The value of this function lies not only in its technological innovation, but also in enabling every fruit farmer to carry a "portable plant doctor" ——take out a phone, snap a photo, and obtain accurate disease diagnosis and control recommendations within minutes. This shifts cultivation management, which once relied solely on experience, into a new data-driven stage.

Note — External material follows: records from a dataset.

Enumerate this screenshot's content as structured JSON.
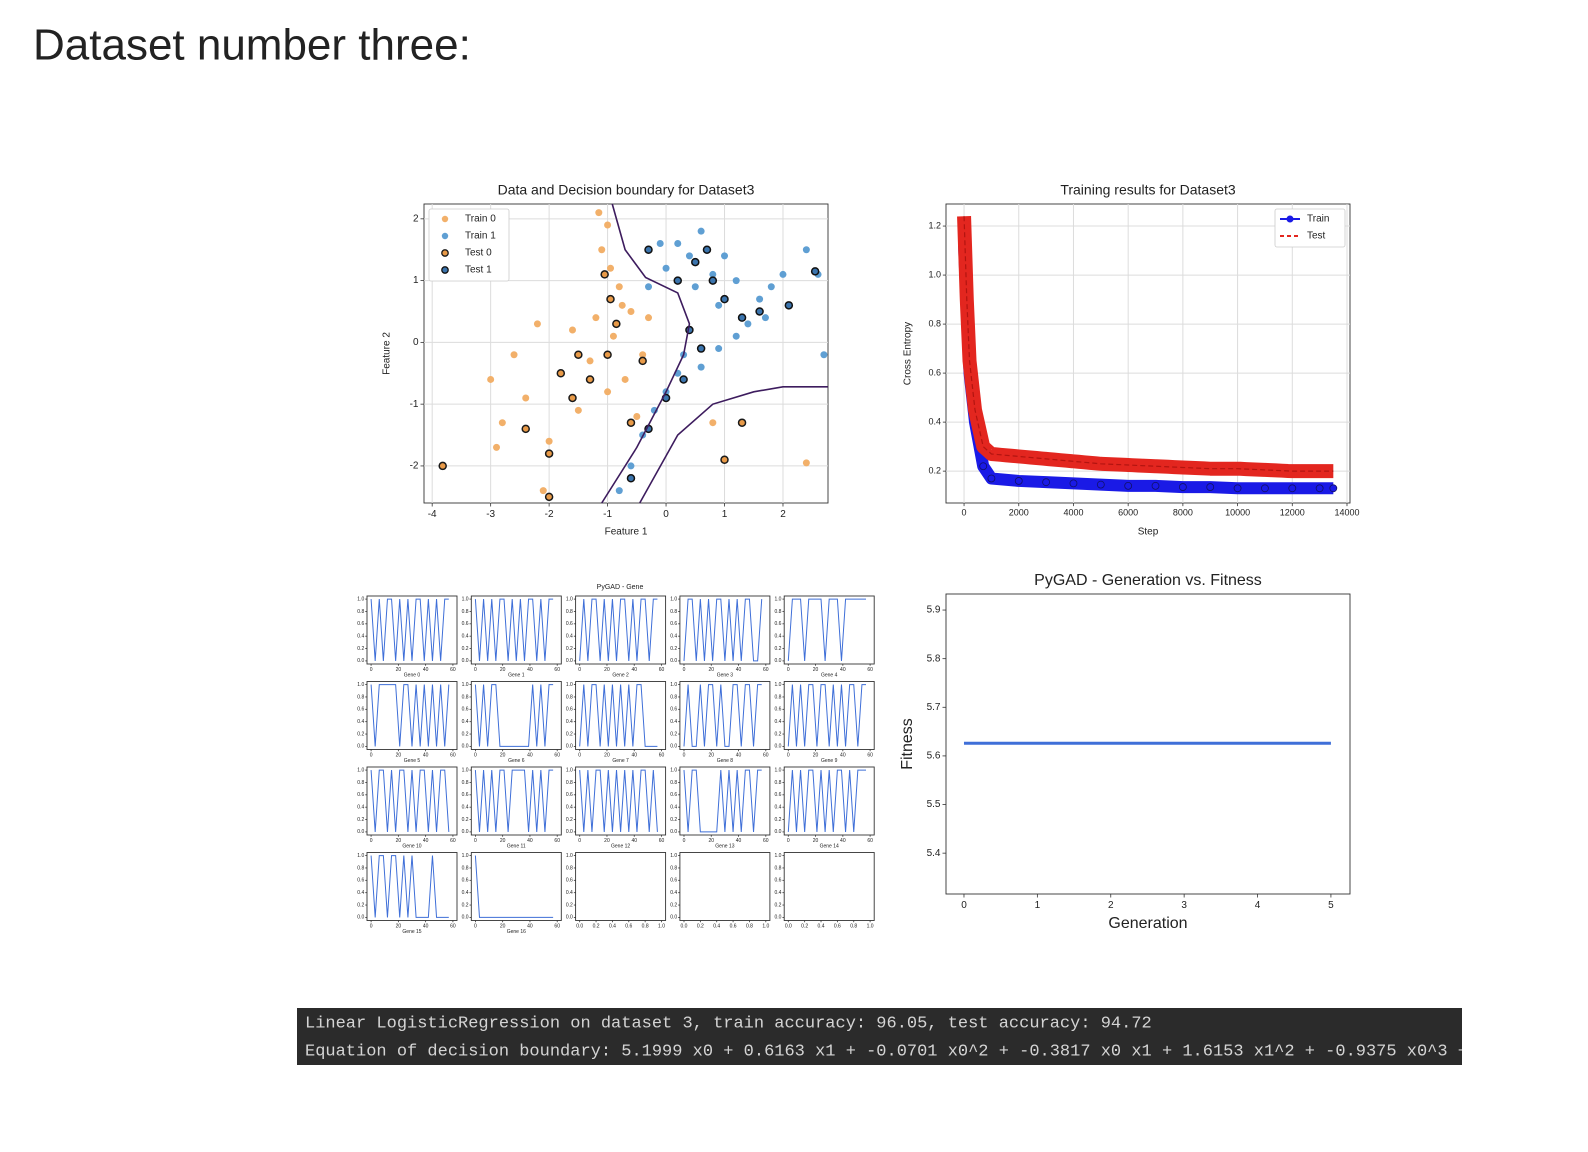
{
  "heading": "Dataset number three:",
  "chart_data": [
    {
      "type": "scatter",
      "title": "Data and Decision boundary for Dataset3",
      "x_label": "Feature 1",
      "y_label": "Feature 2",
      "xlim": [
        -4.14,
        2.77
      ],
      "ylim": [
        -2.6,
        2.24
      ],
      "xticks": [
        -4,
        -3,
        -2,
        -1,
        0,
        1,
        2
      ],
      "yticks": [
        -2,
        -1,
        0,
        1,
        2
      ],
      "grid": true,
      "legend": "upper left",
      "series": [
        {
          "name": "Train 0",
          "color": "#f2b06a",
          "x": [
            -3,
            -2.8,
            -2.6,
            -2.4,
            -2.2,
            -2.0,
            -1.8,
            -1.6,
            -1.5,
            -1.3,
            -1.2,
            -1.0,
            -0.9,
            -0.7,
            -0.6,
            -0.5,
            -0.4,
            -1.1,
            -1.0,
            -0.95,
            -0.8,
            -0.75,
            -1.15,
            -2.9,
            -2.1,
            2.4,
            0.8,
            -0.3
          ],
          "y": [
            -0.6,
            -1.3,
            -0.2,
            -0.9,
            0.3,
            -1.6,
            -0.5,
            0.2,
            -1.1,
            -0.3,
            0.4,
            -0.8,
            0.1,
            -0.6,
            0.5,
            -1.2,
            -0.2,
            1.5,
            1.9,
            1.2,
            0.9,
            0.6,
            2.1,
            -1.7,
            -2.4,
            -1.95,
            -1.3,
            0.4
          ]
        },
        {
          "name": "Train 1",
          "color": "#5f9fd3",
          "x": [
            0,
            0.2,
            0.4,
            0.6,
            0.8,
            1.0,
            1.2,
            0.5,
            0.9,
            1.4,
            1.6,
            1.8,
            2.0,
            2.4,
            2.6,
            0.3,
            0.6,
            0.9,
            1.2,
            0.0,
            -0.2,
            -0.4,
            -0.6,
            -0.8,
            0.2,
            1.7,
            2.7,
            -0.3,
            -0.1
          ],
          "y": [
            1.2,
            1.6,
            1.4,
            1.8,
            1.1,
            1.4,
            1.0,
            0.9,
            0.6,
            0.3,
            0.7,
            0.9,
            1.1,
            1.5,
            1.1,
            -0.2,
            -0.4,
            -0.1,
            0.1,
            -0.8,
            -1.1,
            -1.5,
            -2.0,
            -2.4,
            -0.5,
            0.4,
            -0.2,
            0.9,
            1.6
          ]
        },
        {
          "name": "Test 0",
          "color": "#e89a48",
          "edgecolor": "#1a1a1a",
          "x": [
            -3.82,
            -2.4,
            -2.0,
            -1.6,
            -1.3,
            -1.0,
            -0.6,
            -0.4,
            -1.8,
            -1.05,
            -0.95,
            -0.85,
            1.0,
            -2.0,
            1.3,
            -1.5
          ],
          "y": [
            -2.0,
            -1.4,
            -1.8,
            -0.9,
            -0.6,
            -0.2,
            -1.3,
            -0.3,
            -0.5,
            1.1,
            0.7,
            0.3,
            -1.9,
            -2.5,
            -1.3,
            -0.2
          ]
        },
        {
          "name": "Test 1",
          "color": "#3b74ad",
          "edgecolor": "#111111",
          "x": [
            0.2,
            0.5,
            0.8,
            1.0,
            1.3,
            1.6,
            2.1,
            2.55,
            0.4,
            0.6,
            0.0,
            -0.3,
            -0.6,
            0.3,
            -0.3,
            0.7
          ],
          "y": [
            1.0,
            1.3,
            1.0,
            0.7,
            0.4,
            0.5,
            0.6,
            1.15,
            0.2,
            -0.1,
            -0.9,
            -1.4,
            -2.2,
            -0.6,
            1.5,
            1.5
          ]
        }
      ],
      "boundary_color": "#3d1c5e",
      "boundary": [
        {
          "x": [
            -0.92,
            -0.7,
            -0.35,
            0.2,
            0.4,
            0.3,
            0,
            -0.5,
            -1.1
          ],
          "y": [
            2.24,
            1.5,
            1.05,
            0.8,
            0.3,
            -0.2,
            -0.8,
            -1.7,
            -2.6
          ]
        },
        {
          "x": [
            -0.45,
            0.2,
            0.8,
            1.5,
            2.0,
            2.77
          ],
          "y": [
            -2.6,
            -1.5,
            -1.0,
            -0.8,
            -0.72,
            -0.72
          ]
        }
      ]
    },
    {
      "type": "line",
      "title": "Training results for Dataset3",
      "x_label": "Step",
      "y_label": "Cross Entropy",
      "xlim": [
        -660,
        14110
      ],
      "ylim": [
        0.07,
        1.29
      ],
      "xticks": [
        0,
        2000,
        4000,
        6000,
        8000,
        10000,
        12000,
        14000
      ],
      "yticks": [
        0.2,
        0.4,
        0.6,
        0.8,
        {
          "value": 1,
          "label": "1.0"
        },
        1.2
      ],
      "grid": true,
      "legend": "upper right",
      "x": [
        0,
        100,
        200,
        400,
        700,
        1000,
        2000,
        3000,
        4000,
        5000,
        6000,
        7000,
        8000,
        9000,
        10000,
        11000,
        12000,
        13000,
        13500
      ],
      "series": [
        {
          "name": "Train",
          "color": "#1a1ae6",
          "marker": "o",
          "linestyle": "solid",
          "linewidth": 12,
          "values": [
            1.12,
            0.85,
            0.6,
            0.4,
            0.22,
            0.17,
            0.16,
            0.155,
            0.15,
            0.145,
            0.14,
            0.14,
            0.135,
            0.135,
            0.13,
            0.13,
            0.13,
            0.13,
            0.13
          ]
        },
        {
          "name": "Test",
          "color": "#e3261f",
          "linestyle": "dashed",
          "linewidth": 14,
          "values": [
            1.24,
            0.9,
            0.65,
            0.45,
            0.3,
            0.27,
            0.26,
            0.25,
            0.24,
            0.23,
            0.225,
            0.22,
            0.215,
            0.21,
            0.21,
            0.205,
            0.2,
            0.2,
            0.2
          ]
        }
      ]
    },
    {
      "type": "multiples",
      "title": "PyGAD - Gene",
      "color": "#3f6fd8",
      "x": [
        0,
        3,
        6,
        9,
        12,
        15,
        18,
        21,
        24,
        27,
        30,
        33,
        36,
        39,
        42,
        45,
        48,
        51,
        54,
        57
      ],
      "xlim": [
        -3,
        63
      ],
      "xticks": [
        0,
        20,
        40,
        60
      ],
      "ylim": [
        -0.05,
        1.05
      ],
      "yticks": [
        {
          "value": 0,
          "label": "0.0"
        },
        0.2,
        0.4,
        0.6,
        0.8,
        {
          "value": 1,
          "label": "1.0"
        }
      ],
      "empty_xlim": [
        -0.05,
        1.05
      ],
      "empty_xticks": [
        {
          "value": 0,
          "label": "0.0"
        },
        0.2,
        0.4,
        0.6,
        0.8,
        {
          "value": 1,
          "label": "1.0"
        }
      ],
      "panels": [
        {
          "title": "Gene 0",
          "values": [
            1,
            0,
            1,
            0,
            1,
            1,
            0,
            1,
            0,
            1,
            0,
            1,
            1,
            0,
            1,
            0,
            1,
            0,
            1,
            1
          ]
        },
        {
          "title": "Gene 1",
          "values": [
            1,
            0,
            1,
            0,
            1,
            0,
            1,
            1,
            0,
            1,
            0,
            1,
            0,
            1,
            1,
            0,
            1,
            0,
            1,
            1
          ]
        },
        {
          "title": "Gene 2",
          "values": [
            0,
            1,
            0,
            1,
            1,
            0,
            1,
            0,
            1,
            0,
            1,
            1,
            0,
            1,
            0,
            1,
            1,
            0,
            1,
            1
          ]
        },
        {
          "title": "Gene 3",
          "values": [
            0,
            1,
            1,
            0,
            1,
            0,
            1,
            0,
            1,
            1,
            0,
            1,
            0,
            1,
            0,
            1,
            1,
            0,
            0,
            1
          ]
        },
        {
          "title": "Gene 4",
          "values": [
            0,
            1,
            1,
            1,
            0,
            1,
            1,
            1,
            1,
            0,
            1,
            1,
            1,
            0,
            1,
            1,
            1,
            1,
            1,
            1
          ]
        },
        {
          "title": "Gene 5",
          "values": [
            1,
            0,
            1,
            1,
            1,
            1,
            1,
            0,
            1,
            1,
            0,
            1,
            0,
            1,
            0,
            1,
            0,
            1,
            0,
            1
          ]
        },
        {
          "title": "Gene 6",
          "values": [
            1,
            0,
            1,
            0,
            1,
            1,
            0,
            0,
            0,
            0,
            0,
            0,
            0,
            0,
            1,
            0,
            1,
            0,
            1,
            1
          ]
        },
        {
          "title": "Gene 7",
          "values": [
            0,
            1,
            0,
            1,
            1,
            0,
            1,
            0,
            1,
            0,
            1,
            0,
            1,
            0,
            1,
            1,
            0,
            0,
            0,
            0
          ]
        },
        {
          "title": "Gene 8",
          "values": [
            0,
            1,
            0,
            0,
            1,
            0,
            1,
            1,
            0,
            1,
            0,
            0,
            1,
            1,
            0,
            1,
            1,
            0,
            1,
            1
          ]
        },
        {
          "title": "Gene 9",
          "values": [
            0,
            1,
            0,
            1,
            0,
            1,
            1,
            0,
            1,
            1,
            0,
            1,
            0,
            1,
            0,
            1,
            1,
            0,
            1,
            1
          ]
        },
        {
          "title": "Gene 10",
          "values": [
            1,
            0,
            1,
            1,
            0,
            1,
            0,
            1,
            1,
            0,
            1,
            0,
            1,
            1,
            0,
            1,
            0,
            1,
            1,
            0
          ]
        },
        {
          "title": "Gene 11",
          "values": [
            1,
            0,
            1,
            0,
            1,
            0,
            1,
            1,
            0,
            1,
            1,
            1,
            1,
            0,
            1,
            0,
            1,
            0,
            1,
            1
          ]
        },
        {
          "title": "Gene 12",
          "values": [
            1,
            0,
            1,
            0,
            1,
            1,
            0,
            1,
            0,
            1,
            0,
            1,
            0,
            1,
            0,
            1,
            1,
            0,
            1,
            0
          ]
        },
        {
          "title": "Gene 13",
          "values": [
            1,
            0,
            1,
            1,
            0,
            0,
            0,
            0,
            0,
            1,
            0,
            1,
            0,
            1,
            0,
            1,
            1,
            0,
            1,
            1
          ]
        },
        {
          "title": "Gene 14",
          "values": [
            0,
            1,
            0,
            1,
            0,
            1,
            1,
            0,
            1,
            0,
            1,
            0,
            1,
            1,
            0,
            1,
            0,
            1,
            1,
            1
          ]
        },
        {
          "title": "Gene 15",
          "values": [
            1,
            0,
            1,
            1,
            0,
            1,
            1,
            0,
            1,
            0,
            1,
            0,
            0,
            0,
            0,
            1,
            0,
            0,
            0,
            0
          ]
        },
        {
          "title": "Gene 16",
          "values": [
            1,
            0,
            0,
            0,
            0,
            0,
            0,
            0,
            0,
            0,
            0,
            0,
            0,
            0,
            0,
            0,
            0,
            0,
            0,
            0
          ]
        }
      ]
    },
    {
      "type": "line",
      "title": "PyGAD - Generation vs. Fitness",
      "x_label": "Generation",
      "y_label": "Fitness",
      "xlim": [
        -0.245,
        5.26
      ],
      "ylim": [
        5.316,
        5.933
      ],
      "xticks": [
        0,
        1,
        2,
        3,
        4,
        5
      ],
      "yticks": [
        5.4,
        5.5,
        5.6,
        5.7,
        5.8,
        5.9
      ],
      "grid": false,
      "x": [
        0,
        1,
        2,
        3,
        4,
        5
      ],
      "series": [
        {
          "color": "#3f6fd8",
          "linestyle": "solid",
          "linewidth": 3,
          "values": [
            5.626,
            5.626,
            5.626,
            5.626,
            5.626,
            5.626
          ]
        }
      ]
    }
  ],
  "console": {
    "lines": [
      "Linear LogisticRegression on dataset 3, train accuracy: 96.05, test accuracy: 94.72",
      "Equation of decision boundary: 5.1999 x0 + 0.6163 x1 + -0.0701 x0^2 + -0.3817 x0 x1 + 1.6153 x1^2 + -0.9375 x0^3 +"
    ]
  }
}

During our field research, we found that many citrus growers face challenges such as information isolation and a lack of effective communication channels – often, they only become aware of pest problems after they have reached a significant scale, and even after discovering issues, they struggle to obtain timely professional guidance and support. This current situation of "difficult detection, difficult feedback, difficult resolution" severely constrains the efficiency of pest and disease control. To address this pain point, CitrusShield has meticulously built an open and collaborative user interaction ecosystem^[5]. By establishing convenient pest reporting channels, farmers can submit field conditions at any time and receive real-time system feedback and professional advice. Simultaneously, the established community exchange platform breaks down information silos, allowing cultivation experiences and control insights to flow freely. Here, every farmer is both a knowledge receiver and an experience sharer, forming a virtuous cycle from individual alerts to collective intelligence. This ecosystem not only enables early detection and rapid response to pest problems but also, by building a network connecting farmers with experts and farmers with each other, transforms traditional one-way control into a multi-party collaborative win-win model. It truly makes knowledge flow and experience sharing possible, injecting new vitality and wisdom into the citrus industry.

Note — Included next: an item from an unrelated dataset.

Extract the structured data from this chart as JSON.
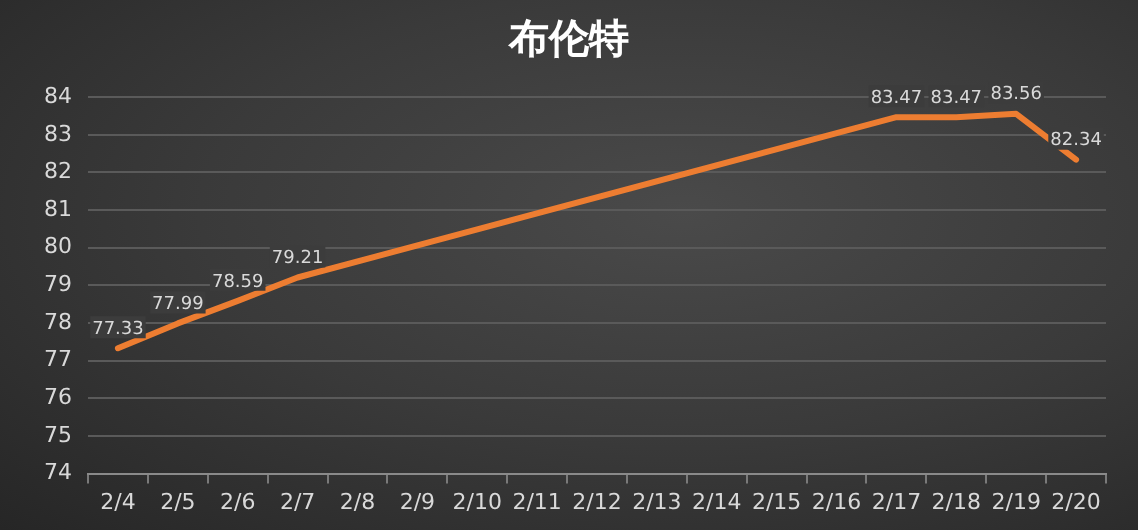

Although the CitrusShield system has established a preliminary framework integrating monitoring, identification, and intervention, there are still shortcomings in practical application. The current AI disease identification model, while covering 17 common diseases, has a training dataset that remains limited relative to the complex and variable field environment. The model's identification accuracy and robustness face challenges when dealing with citrus performances across different regions, seasons, and growth stages. Furthermore, due to the lack of large-scale, long-term field data correlating actual pest occurrences with environmental factors, the system's decision support currently cannot build accurate pest prediction models. The current "intelligent decision-making" primarily involves data presentation and basic alerts, and has not yet achieved early warnings based on multi-dimensional data fusion or personalized control recommendations. There is still a gap compared to a truly "intelligent agriculture" decision system. To address these deficiencies, we will leverage the hardware systems deployed in the field to continuously collect multi-dimensional environmental signals —— including Methyl Salicylate (MeSA), CO₂, temperature, and humidity —— and their relationship with aphid populations, to further optimize the decision-making model. Concurrently, by introducing a continuous learning mechanism, the AI model will utilize this continuous stream of field data for incremental training and fine-tuning. This will enable it not only to identify diseases but also to provide early warnings of aphid density changes reported by the engineered bacteria, thereby achieving a leap from "identifying diseases that have already occurred" to "predicting pests that will occur." This will significantly enhance the model's generalization capability and foresight.

In summary, our vision is for CitrusShield to transcend being a simple tool and become a citrus grove guardian ecosystem that integrates digital intelligence and synthetic life, capable of autonomous sensing, intelligent decision-making, and precise execution, ultimately establishing a new paradigm for achieving green and sustainable modern agriculture.